Shortage of treatments
The UK has signed up to the World Health Organization pledge to eradicate the virus by 2030, but currently there are only 10,011 treatments available across the country in 2016/17.
Dr Mark Toms, medical director at healthcare company MSD UK, said: “Hepatitis C is a major public health burden in the UK and a growing cause of death worldwide.
“Thanks to a new generation of medicines, we finally have the potential through a dedicated programme of prevention and treatment to eliminate this disease once and for all.

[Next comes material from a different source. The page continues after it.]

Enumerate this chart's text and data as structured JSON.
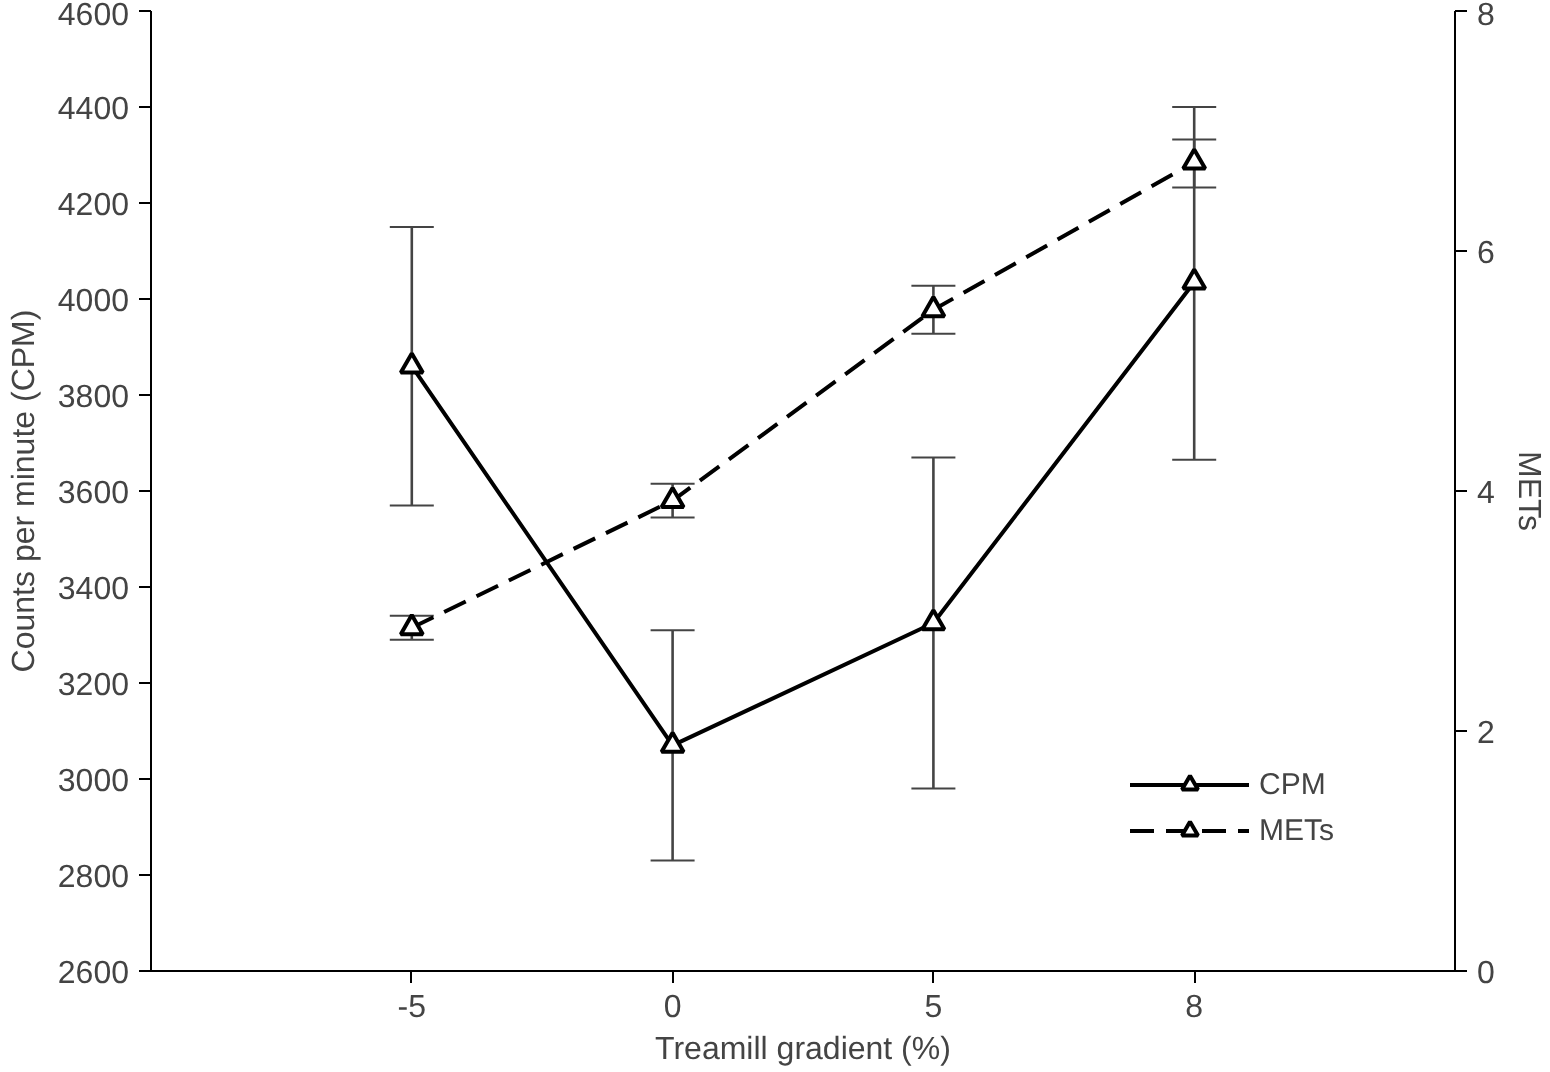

“Elimination would not just save lives, it would remove a major burden on NHS resources.
“What has been estimated in 2012 to be over £80million a year spent on hepatitis C care could be spent elsewhere.”
Estimated 397 drug users infected
In Hillingdon, an estimated 833 people currently inject drugs, with 397 of those thought to be infected with the virus, the reports says.
Amongst the population that have previously injected drugs, estimated at 1,950, around 760 of those are infected with HCV.
While in the population who have never injected drugs, around 365 people aged 15 to 59 years old are thought to be infected, and just 76 of the over 60 population.
The figures also show that out of the 6,328 British Pakistani people aged between 15 and 59 living in the borough, 127 are believed to be infected with HCV.
Deputy director for The Hepatitis C Trust, Rachel Halford, said: "These figures show that there are over a hundred South Asian people in the borough yet to be diagnosed with this life threatening condition.
"People of Pakistani heritage have a much higher chance of hepatitis C, often due to medical treatment in Pakistan.
"If you are from a South Asian background, visit your GP for a test, it could save your llife."